Setelah kepulangannya dari Sydney, Anna selalu menyempatkan diri menjelajahi tempat-tempat menarik di Bali sebagai rutinitas merelaksasikan jiwa dan pikiran. Kecintaannya pada pulau Dewata ini tidak menimbulkan rasa jenuh sedikitpun, melainkan makin meningkat dari waktu ke waktu. Aroma sesajen di sanggah atau pura tempat sembahyang umat Hindu terendus di hidung, jajaran pohon rindang juga deburan ombak yang menghiasi Bali, anjing-anjing berkeliaran bebas, sampai lalu lalang turis asing menjadi atensi menyenangkan di mata Anna.

Nggak perlu pakai bahasa Inggris setiap hari pula! Nggak perlu pakai bahasa formal yang bikin lidahku kaku!

Namun, dia tidak pernah tahu kalau ternyata ada kebun anggur terbesar di Indonesia milik keluarga super kaya. Padahal di masa SD dulu, Anna pernah tinggal di sekitaran sini sebelum akhirnya pindah ke Ungasan. Apa mungkin karena dia terlalu sibuk sekolah, kuliah, dan mencari uang jadinya tidak mengenal tempat ini? 

Entahlah.

Pada akhirnya, demi melepas rasa penasaran terhadap merk anggur favorit Shanon. Anna ingin mengikuti tur yang disediakan Lagom. Melangkahkan kaki berbalut sepatu converse putih menuju pintu berpelitur cokelat dari sebuah bangunan rumah bercat senada namun lebih pucat beratap merah bata. Di sana ornamen-ornamen berupa lukisan pemandangan alam Bali dan ukiran kayu hasil kerajinan penduduk setempat terpajang. Tanaman-tanaman perdu serta pepohonan rimbun bergoyang tertiup angin, menciptakan kesan sejuk dan damai.
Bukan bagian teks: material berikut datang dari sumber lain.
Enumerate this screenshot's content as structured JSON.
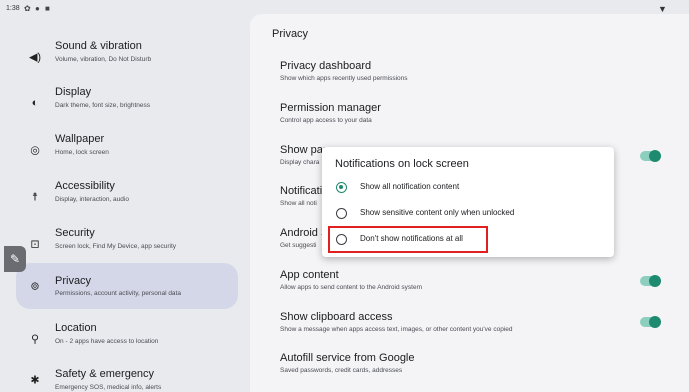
{
  "status_bar": {
    "time": "1:38",
    "icons": [
      "gear-icon",
      "circle-icon",
      "square-icon"
    ],
    "wifi": "wifi-icon"
  },
  "left_nav": {
    "items": [
      {
        "title": "Sound & vibration",
        "subtitle": "Volume, vibration, Do Not Disturb",
        "icon": "speaker-icon"
      },
      {
        "title": "Display",
        "subtitle": "Dark theme, font size, brightness",
        "icon": "brightness-icon"
      },
      {
        "title": "Wallpaper",
        "subtitle": "Home, lock screen",
        "icon": "palette-icon"
      },
      {
        "title": "Accessibility",
        "subtitle": "Display, interaction, audio",
        "icon": "accessibility-icon"
      },
      {
        "title": "Security",
        "subtitle": "Screen lock, Find My Device, app security",
        "icon": "lock-icon"
      },
      {
        "title": "Privacy",
        "subtitle": "Permissions, account activity, personal data",
        "icon": "privacy-icon",
        "selected": true
      },
      {
        "title": "Location",
        "subtitle": "On - 2 apps have access to location",
        "icon": "location-icon"
      },
      {
        "title": "Safety & emergency",
        "subtitle": "Emergency SOS, medical info, alerts",
        "icon": "asterisk-icon"
      }
    ]
  },
  "privacy": {
    "title": "Privacy",
    "settings": [
      {
        "title": "Privacy dashboard",
        "subtitle": "Show which apps recently used permissions"
      },
      {
        "title": "Permission manager",
        "subtitle": "Control app access to your data"
      },
      {
        "title": "Show pas",
        "subtitle": "Display chara",
        "toggle": true
      },
      {
        "title": "Notificati",
        "subtitle": "Show all noti"
      },
      {
        "title": "Android S",
        "subtitle": "Get suggesti"
      },
      {
        "title": "App content",
        "subtitle": "Allow apps to send content to the Android system",
        "toggle": true
      },
      {
        "title": "Show clipboard access",
        "subtitle": "Show a message when apps access text, images, or other content you've copied",
        "toggle": true
      },
      {
        "title": "Autofill service from Google",
        "subtitle": "Saved passwords, credit cards, addresses"
      }
    ]
  },
  "dialog": {
    "title": "Notifications on lock screen",
    "options": [
      {
        "label": "Show all notification content",
        "checked": true
      },
      {
        "label": "Show sensitive content only when unlocked",
        "checked": false
      },
      {
        "label": "Don't show notifications at all",
        "checked": false
      }
    ]
  },
  "colors": {
    "accent": "#1e8a70",
    "highlight": "#e02020",
    "selected_nav": "#d4d7e8"
  }
}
Di dalam sana ada beberapa etalase sebagai tempat display produk Lagom berbagai ukuran serta jenis anggur. Ada juga sertifikat-sertifikat penghargaan Lagom dari masa ke masa bukti hasil jerih payah pemiliknya untuk membawa wine merk lokal ini eksis di mancanegara. Anna manggut-manggut takjub sambil membatin bahwa usaha tidak akan pernah mengkhianati hasil, kecuali kekasih tak tahu diri.

Sesaat kemudian, Anna menangkap seorang pria berkemeja putih mengenakan sarung khas Bali dan udeng di kepala sedang berdiri di depan rombongan kecil berisi sepuluh orang yang didominasi turis mancanegara. Anna disambut lelaki lain yang lebih tua dan berpakaian santai; kaus barong dan celana denim, melempar senyum ramah kepadanya. Kulit eksotis pria itu tampak berkilau terkena pantulan sinar matahari menyengat. 
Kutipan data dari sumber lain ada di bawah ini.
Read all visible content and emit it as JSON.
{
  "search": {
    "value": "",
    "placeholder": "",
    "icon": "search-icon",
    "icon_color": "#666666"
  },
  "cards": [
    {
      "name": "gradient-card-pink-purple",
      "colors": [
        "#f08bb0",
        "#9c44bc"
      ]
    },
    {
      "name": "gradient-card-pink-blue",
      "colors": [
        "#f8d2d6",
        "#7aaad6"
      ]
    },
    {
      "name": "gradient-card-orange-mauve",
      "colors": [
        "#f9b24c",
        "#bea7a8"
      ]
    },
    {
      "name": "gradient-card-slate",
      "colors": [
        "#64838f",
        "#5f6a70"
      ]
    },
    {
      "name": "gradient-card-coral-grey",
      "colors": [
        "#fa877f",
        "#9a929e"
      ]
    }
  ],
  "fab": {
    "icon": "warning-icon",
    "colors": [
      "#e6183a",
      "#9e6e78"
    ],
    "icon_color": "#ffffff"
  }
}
"Rahajeng rauh. Mau ikut tur?" tanyanya. 

(Selamat datang)

Anna melenggut cepat. "Berapa tiket masuknya, Bli?"

 "Lima puluh ribu. Nanti bisa mencicipi wine sama petik buah anggur," jawab pria itu.

"Oke, saya ikut." Anna mengeluarkan selembar uang lima puluh ribu kemudian memberikannya kepada pria tersebut. Dia berpaling sebentar lalu berbisik, "Bli, di sini pemiliknya sering datang nggak?"
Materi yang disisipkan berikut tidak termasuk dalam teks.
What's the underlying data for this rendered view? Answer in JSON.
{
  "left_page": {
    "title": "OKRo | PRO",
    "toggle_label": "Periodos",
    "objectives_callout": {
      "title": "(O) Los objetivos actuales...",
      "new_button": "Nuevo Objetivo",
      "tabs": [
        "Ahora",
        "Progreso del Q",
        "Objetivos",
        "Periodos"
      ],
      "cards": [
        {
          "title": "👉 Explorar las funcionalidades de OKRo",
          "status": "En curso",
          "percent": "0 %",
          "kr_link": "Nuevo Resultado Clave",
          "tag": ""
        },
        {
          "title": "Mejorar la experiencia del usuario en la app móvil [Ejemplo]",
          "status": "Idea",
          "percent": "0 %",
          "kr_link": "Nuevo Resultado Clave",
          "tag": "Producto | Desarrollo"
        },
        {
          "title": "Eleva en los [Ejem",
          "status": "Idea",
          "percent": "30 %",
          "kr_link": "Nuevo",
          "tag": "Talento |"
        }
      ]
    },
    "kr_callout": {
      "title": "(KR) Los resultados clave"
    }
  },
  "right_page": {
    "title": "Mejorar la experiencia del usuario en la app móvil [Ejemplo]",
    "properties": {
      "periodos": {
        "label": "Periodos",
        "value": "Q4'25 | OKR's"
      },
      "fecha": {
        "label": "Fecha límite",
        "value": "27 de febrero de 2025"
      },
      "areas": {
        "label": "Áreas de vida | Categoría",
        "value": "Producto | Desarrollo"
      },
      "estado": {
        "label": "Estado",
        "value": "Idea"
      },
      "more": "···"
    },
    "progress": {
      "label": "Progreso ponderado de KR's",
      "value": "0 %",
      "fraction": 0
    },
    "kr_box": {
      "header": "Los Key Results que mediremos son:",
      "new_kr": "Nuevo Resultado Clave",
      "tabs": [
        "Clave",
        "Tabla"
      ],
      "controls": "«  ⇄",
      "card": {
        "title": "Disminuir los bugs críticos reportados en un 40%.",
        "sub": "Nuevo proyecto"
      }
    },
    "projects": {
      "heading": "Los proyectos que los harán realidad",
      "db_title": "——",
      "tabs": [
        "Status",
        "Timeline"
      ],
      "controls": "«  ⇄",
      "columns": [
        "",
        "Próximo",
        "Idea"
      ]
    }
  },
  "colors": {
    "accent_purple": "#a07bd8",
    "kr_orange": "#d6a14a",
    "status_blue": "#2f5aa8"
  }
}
Sesaat kening lelaki eksotis di depannya ini mengerut lalu menyengguk. "Oh ... iya, sering. Pak Jake selalu datang buat memantau waktu panen. Tapi nggak tiap hari sih."

"Oh ... Jake." Anna bergumam menyebut nama si sexyback. "Matur suksma, Bli," ucap Anna menerima topi jerami petani yang disewakan gratis agar terhindar dari sengatan panas. 

(Terima kasih, Mas)

Buru-buru Anna bergabung ke dalam rombongan itu seraya mengetik pesan lagi kepada Shanon bahwa kemungkinan besar dia bisa bertemu si punggung. Jika beruntung. Dia berbaris di bagian belakang rombongan, bersebelahan dengan seorang perempuan berkulit seputih porselen. Tur dimulai dari penjelasan berdirinya Lagom sejak awal tahun 90-an oleh keluarga Luciano yang mencoba peruntungan membuat wine dari anggur merah dan anggur hijau dari beberapa varietas yang berhasil ditanam di tanah Buleleng. Beberapa di antara varietas itu benihnya dibawa langsung dari Italia--tanah kelahiran sang pemilik utama Lagom. Setiap hektar ada dua ribu pohon yang bisa menghasilkan sekitar 25 ton sekali panen.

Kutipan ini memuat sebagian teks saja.